Benzinautos erfasst die neue Studie nicht. Diese halten die Stickoxid-Grenzwerte meist ein, wie frühere Untersuchungen gezeigt haben. Dennoch ist das Problem riesig: Die Hälfte aller neuen Pkws in der EU werden laut ICCT mit Diesel betrieben. Das Institut wird unter anderem von der Stiftung Mercator finanziert, seinem wissenschaftlichen Beirat gehören neben unabhängigen Verkehrsexperten auch Behördenvertreter an.

Größte Quelle des Stickoxids, das in die Atmosphäre geblasen wird, ist der Verkehr – und die Hauptschuldigen sind die Dieselautos. Die Folge: Die Konzentrationen in der Luft sind regelmäßig höher als erlaubt. Auch wer nie Auto fährt, kann deshalb mehr schädliches Gas einatmen, als Mediziner für vertretbar halten.

Dennoch verlangt die EU von den Herstellern, die Abgase neuer Autos nach einem Verfahren zu messen, das geschönte Werte ergibt. Dabei steht der Wagen in einem Labor auf Rollen, die den Fahrwiderstand simulieren. Er beschleunigt sehr langsam, maximal auf 120 Kilometer pro Stunde. Zudem sind Energieverbraucher wie etwa die Klimaanlage ausgeschaltet. All das kann den Abgasausstoß reduzieren.

Stickoxide

Wo kommen sie? Stickstoffoxide entstehen bei Verbrennungsprozessen - vor allem in Verbrennungsmotoren und Feuerungsanlagen für Kohle, Öl, Gas, Holz und Abfälle. In deutschen Ballungsgebieten ist der Straßenverkehr laut Umweltbundesamt die bedeutendste Quelle von Stickoxiden. In Europa trägt der Verkehrssektor etwa 40 Prozent zur Stickoxid-Konzentration bei.

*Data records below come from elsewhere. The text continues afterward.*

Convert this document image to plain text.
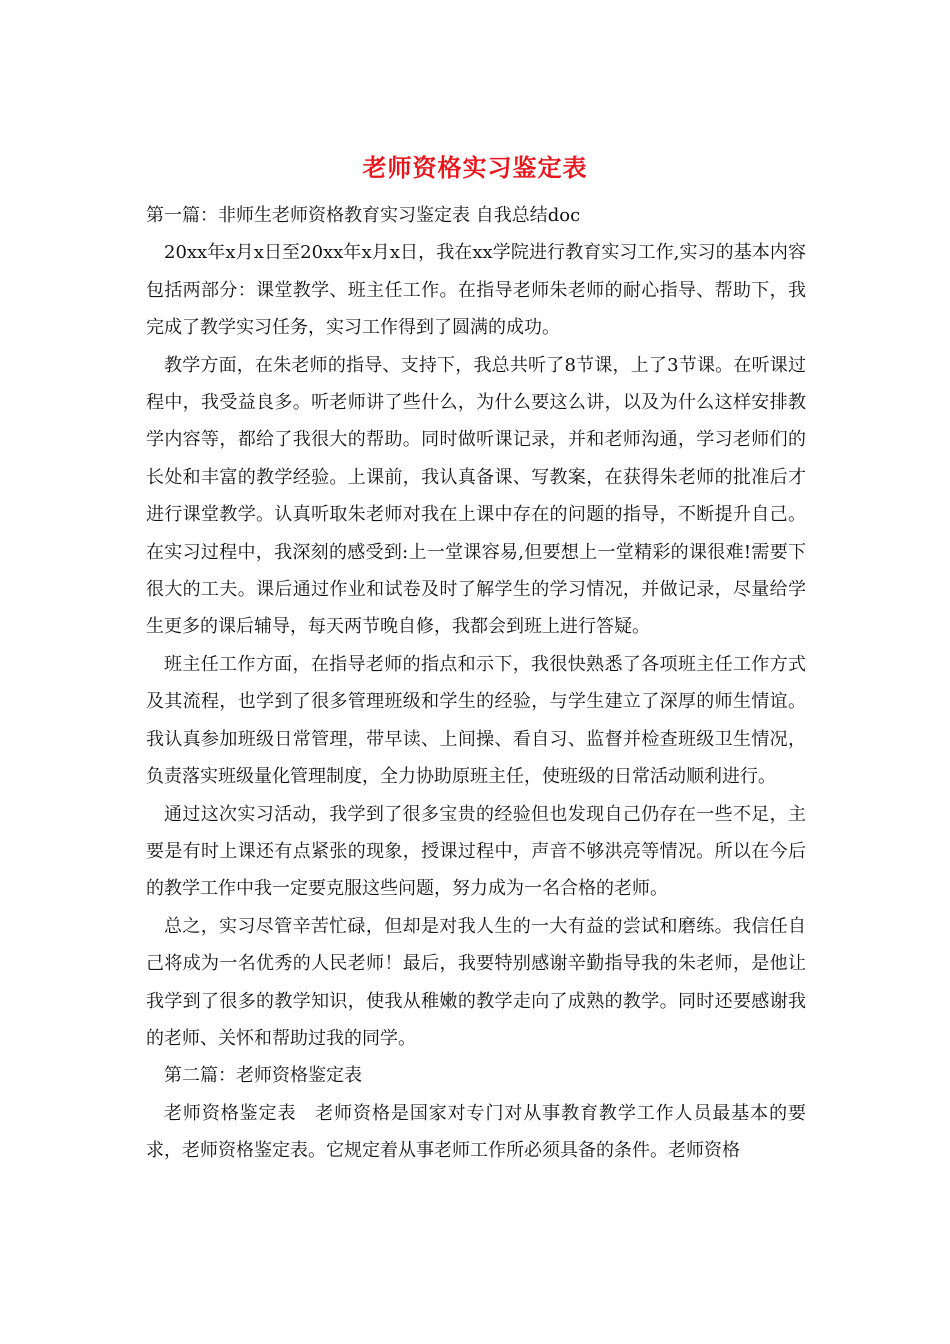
老师资格实习鉴定表

第一篇：非师生老师资格教育实习鉴定表 自我总结doc

20xx年x月x日至20xx年x月x日，我在xx学院进行教育实习工作,实习的基本内容包括两部分：课堂教学、班主任工作。在指导老师朱老师的耐心指导、帮助下，我完成了教学实习任务，实习工作得到了圆满的成功。

教学方面，在朱老师的指导、支持下，我总共听了8节课，上了3节课。在听课过程中，我受益良多。听老师讲了些什么，为什么要这么讲，以及为什么这样安排教学内容等，都给了我很大的帮助。同时做听课记录，并和老师沟通，学习老师们的长处和丰富的教学经验。上课前，我认真备课、写教案，在获得朱老师的批准后才进行课堂教学。认真听取朱老师对我在上课中存在的问题的指导，不断提升自己。在实习过程中，我深刻的感受到:上一堂课容易,但要想上一堂精彩的课很难!需要下很大的工夫。课后通过作业和试卷及时了解学生的学习情况，并做记录，尽量给学生更多的课后辅导，每天两节晚自修，我都会到班上进行答疑。

班主任工作方面，在指导老师的指点和示下，我很快熟悉了各项班主任工作方式及其流程，也学到了很多管理班级和学生的经验，与学生建立了深厚的师生情谊。我认真参加班级日常管理，带早读、上间操、看自习、监督并检查班级卫生情况，负责落实班级量化管理制度，全力协助原班主任，使班级的日常活动顺利进行。

通过这次实习活动，我学到了很多宝贵的经验但也发现自己仍存在一些不足，主要是有时上课还有点紧张的现象，授课过程中，声音不够洪亮等情况。所以在今后的教学工作中我一定要克服这些问题，努力成为一名合格的老师。

总之，实习尽管辛苦忙碌，但却是对我人生的一大有益的尝试和磨练。我信任自己将成为一名优秀的人民老师！最后，我要特别感谢辛勤指导我的朱老师，是他让我学到了很多的教学知识，使我从稚嫩的教学走向了成熟的教学。同时还要感谢我的老师、关怀和帮助过我的同学。

第二篇：老师资格鉴定表

老师资格鉴定表　老师资格是国家对专门对从事教育教学工作人员最基本的要求，老师资格鉴定表。它规定着从事老师工作所必须具备的条件。老师资格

Wie stark ist die Belastung? 2012 enthielt die Luft laut Angaben des Umweltbundesamts im Jahresmittel an 65 Prozent der deutschen Messstationen in der Nähe von Straßen mehr Stickstoffdioxid als gesetzlich erlaubt. Von 2002 bis 2011 mussten je nach Jahr fünf bis 23 Prozent der Städter in der EU Belastungen über den Grenzwerten ertragen, errechnete die Europäische Umweltagentur.

Wie groß ist die Gefahr? Studien haben laut Weltgesundheitsorganisation gezeigt, dass bei Kindern mit Asthma Bronchitissymptome zunehmen, wenn sie lange Stickstoffdioxid einatmen. Allergiker könnten Probleme bekommen, weil die Bronchien zusätzlich gereizt werden. Das Forschungsinstitut ICCT spricht von vorzeitigen Todesfällen im Zusammenhang mit den Gasen.

Wie gefährdet ist die Umwelt? Insbesondere Stickstoffdioxid kann Pflanzen schädigen. Es bewirkt unter anderem ein Gelbwerden der Blätter, vorzeitiges Altern und Kümmerwuchs.

Zudem trägt Stickstoffdioxid zur Überdüngung und Versauerung von Böden und in geringem Maße auch von Gewässern bei. Das ist eine Ursache dafür, dass Tier- und Pflanzenarten aussterben.

In der ICCT-Studie dagegen wurden die Autos mit mobilen Messgeräten auf echten Straßen untersucht: Dabei fuhren die Wagen auch mal mit eingeschaltetem Scheinwerfern zügig einen Berg hoch oder bei sehr kalter Außentemperatur, was die Emissionen erhöhen kann.

Alltägliche Situationen getestet

Die Wissenschaftler untersuchten 15 Modelle von sechs Herstellern in 97 solcher Testfahrten mit insgesamt mehr als 140 Stunden Fahrzeit und 6.400 Kilometern – so viel wie noch nie für Euro-6-Dieselautos. Ergebnis: Während der Feinstaubausstoß unter den Grenzwerten blieb, lagen die Stickoxid-Emissionen bei durchschnittlich 560 Milligramm pro Kilometer – gesetzliches Limit ist 80 Milligramm.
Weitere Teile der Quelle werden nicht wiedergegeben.